CHE COSA E’ IL
CAFFE’ FILOSOFICO
Il Caffè filosofico è un luogo di dibattito dove vengono discussi argomenti di varia natura,
senza un filo conduttore o un programma predefinito. A questi incontri partecipano tutti coloro
che sono interessati, senza alcuna limitazione di cultura, di età, di formazione, di orientamento
personale.
L’origine del Caffè filosofico è piuttosto recente. A partire dal luglio del 1992, ogni
domenica mattina un filosofo francese, Marc Sautet, studioso di Nietzsche e docente
universitario, animava un dibattito che si teneva presso il Café de Phares a Parigi, in Place de la
Bastille. Come racconta lo stesso Sautet nel suo libro Socrate al Caffè, la cosa avvenne quasi per
caso e all’inizio i partecipanti erano una decina, ma settimana dopo settimana il numero
continuava a crescere fino ad arrivare a trenta/quaranta persone. E intanto cresceva anche il
numero dei Café philo che venivano aperti in Francia (oggi sono circa 180), e un po’ più tardi in
altre città europee e nel mondo (in Italia credo siano almeno una decina).
C’è da sottolineare che non tutti i Caffè filosofici che hanno assunto questa
denominazione mantengono il carattere del Café philo originario, nel senso che sono luoghi
dove vengono invitati a parlare su temi prestabiliti, secondo una modalità altrettanto
interessante ma più convenzionale, scrittori, filosofi, artisti, poeti.

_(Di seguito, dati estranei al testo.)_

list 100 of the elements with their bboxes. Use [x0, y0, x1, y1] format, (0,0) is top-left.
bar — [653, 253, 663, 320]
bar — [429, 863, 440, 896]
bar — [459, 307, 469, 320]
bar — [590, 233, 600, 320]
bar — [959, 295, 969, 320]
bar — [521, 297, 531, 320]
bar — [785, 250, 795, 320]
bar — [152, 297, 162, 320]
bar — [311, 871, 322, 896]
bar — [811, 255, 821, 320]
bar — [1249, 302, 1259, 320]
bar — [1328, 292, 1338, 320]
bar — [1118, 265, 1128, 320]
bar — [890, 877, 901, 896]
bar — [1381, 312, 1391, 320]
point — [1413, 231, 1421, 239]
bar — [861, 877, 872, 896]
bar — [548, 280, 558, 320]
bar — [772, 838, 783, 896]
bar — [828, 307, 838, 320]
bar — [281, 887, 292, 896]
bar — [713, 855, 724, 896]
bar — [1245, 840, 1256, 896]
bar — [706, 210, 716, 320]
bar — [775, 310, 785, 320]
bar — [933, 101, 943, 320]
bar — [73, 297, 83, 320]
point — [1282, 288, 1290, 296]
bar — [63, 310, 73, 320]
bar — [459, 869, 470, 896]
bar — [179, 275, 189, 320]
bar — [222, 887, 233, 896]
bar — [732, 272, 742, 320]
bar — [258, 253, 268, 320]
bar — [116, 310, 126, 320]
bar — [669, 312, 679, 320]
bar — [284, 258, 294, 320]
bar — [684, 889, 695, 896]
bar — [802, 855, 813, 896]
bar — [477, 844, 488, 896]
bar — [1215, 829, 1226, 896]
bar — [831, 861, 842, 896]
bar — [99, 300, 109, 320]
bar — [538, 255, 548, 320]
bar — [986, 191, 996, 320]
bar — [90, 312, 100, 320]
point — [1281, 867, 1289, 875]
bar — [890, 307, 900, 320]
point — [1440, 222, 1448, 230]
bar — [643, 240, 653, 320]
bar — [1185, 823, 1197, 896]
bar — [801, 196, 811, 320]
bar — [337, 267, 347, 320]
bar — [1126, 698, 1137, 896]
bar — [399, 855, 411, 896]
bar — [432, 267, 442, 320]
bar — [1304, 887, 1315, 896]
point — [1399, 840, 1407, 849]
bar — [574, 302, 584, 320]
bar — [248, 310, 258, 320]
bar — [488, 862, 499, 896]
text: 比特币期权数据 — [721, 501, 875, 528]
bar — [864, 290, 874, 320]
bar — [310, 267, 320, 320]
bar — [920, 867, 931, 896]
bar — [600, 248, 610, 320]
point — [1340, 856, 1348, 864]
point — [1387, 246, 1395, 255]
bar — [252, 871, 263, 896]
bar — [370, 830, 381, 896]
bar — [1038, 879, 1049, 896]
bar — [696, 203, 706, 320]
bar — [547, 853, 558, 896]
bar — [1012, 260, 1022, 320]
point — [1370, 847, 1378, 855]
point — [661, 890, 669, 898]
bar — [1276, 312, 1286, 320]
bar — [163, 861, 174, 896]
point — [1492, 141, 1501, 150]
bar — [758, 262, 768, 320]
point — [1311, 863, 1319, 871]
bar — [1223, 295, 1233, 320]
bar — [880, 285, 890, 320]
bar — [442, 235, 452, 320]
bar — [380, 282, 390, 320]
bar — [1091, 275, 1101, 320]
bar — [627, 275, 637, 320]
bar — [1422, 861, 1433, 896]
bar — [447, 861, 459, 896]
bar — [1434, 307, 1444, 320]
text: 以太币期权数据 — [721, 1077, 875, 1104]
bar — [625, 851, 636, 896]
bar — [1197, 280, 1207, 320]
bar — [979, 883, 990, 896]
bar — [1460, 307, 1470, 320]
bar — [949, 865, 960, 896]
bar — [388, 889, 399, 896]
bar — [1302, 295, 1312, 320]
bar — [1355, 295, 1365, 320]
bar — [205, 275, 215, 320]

Ciò che caratterizza, infatti, il Caffè filosofico nel senso proprio ha alcune caratteristiche
ben precise:
Non si fa storia della filosofia, né si analizza il pensiero di un filosofo
Gli argomenti possono essere i più svariati, nella convinzione che non vi sono questioni
filosofiche in sé, ma che ogni questione può essere trattata filosoficamente, sono le
domande e gli stimoli che nascono durante il dialogo a diventare filosofici.
Il filosofo che presiede al dibattito non è il protagonista; non sceglie il tema della
discussione, che viene stabilito dai partecipanti all’inizio dell’incontro; non è un
“esperto” dell’argomento, ma degli strumenti metodologici con i quali tale argomento
viene sviluppato; la sua funzione è quindi quella del “mediatore”, o del “facilitatore”
che ha il compito di coordinare e indirizzare la discussione verso un approfondimento
consapevole.
Il presupposto (ed è questa già una scelta filosofica) su cui si fonda questa attività è che la
filosofia nella sua sostanza non è un messaggio ma un metodo, non è una teoria ma una pratica.
E non è un caso che la nascita dei Café philo sia avvenuta negli stessi anni in cui si stava
affermando proprio la “rinascita della filosofia pratica”, cioè di quella parte della filosofia
accademica che riflette sugli aspetti etici e comportamentali delle persone.
Per gli antichi, filosofare significava essenzialmente prendersi cura di sé, imparando a
riflettere sui problemi della persona e della vita quotidiana, ma anche, e soprattutto, sui criteri
del pensare e dell’argomentare, cioè sui processi che portano al “ragionare bene”, poiché la
filosofia è l’unica disciplina che assume il pensiero come proprio contenuto e insieme come
metodo di ricerca.
Prima di studiare filosofia nelle scuole e nelle università, prima di leggere i classici e
appropriarsi di teorie e concetti, c’è un modo di filosofare che appartiene a tutti e che tutti
possono praticare, anche se privi di formazione culturale o predisposizioni particolari, che è
quello di esercitarsi ad un uso critico, cioè consapevole, del pensiero: come diceva Montaigne,
“è meglio una testa ben fatta, che una testa piena”E non dimentichiamo che la filosofia non è nata nelle scuole e nelle università, ma nelle
strade e nelle piazze (nell’ agorà), dove insieme alle merci, agli scambi, alla moneta,
circolavano idee, opinioni, linguaggi diversi. Il senso del Caffè filosofico è tutto qui: riscoprire il
senso delle domande universali sul perché delle cose come parte della nostra quotidianità;
recuperare il piacere dei momenti di socialità, dell’ascolto e del confronto, durante i quali
giocare a filosofare significa costruire un percorso nel quale il dialogo con gli altri si combina
con la riflessione personale, senza preoccuparsi di stabilire dove tale percorso ci condurrà.
Ma giocare, come si sa, è una cosa seria.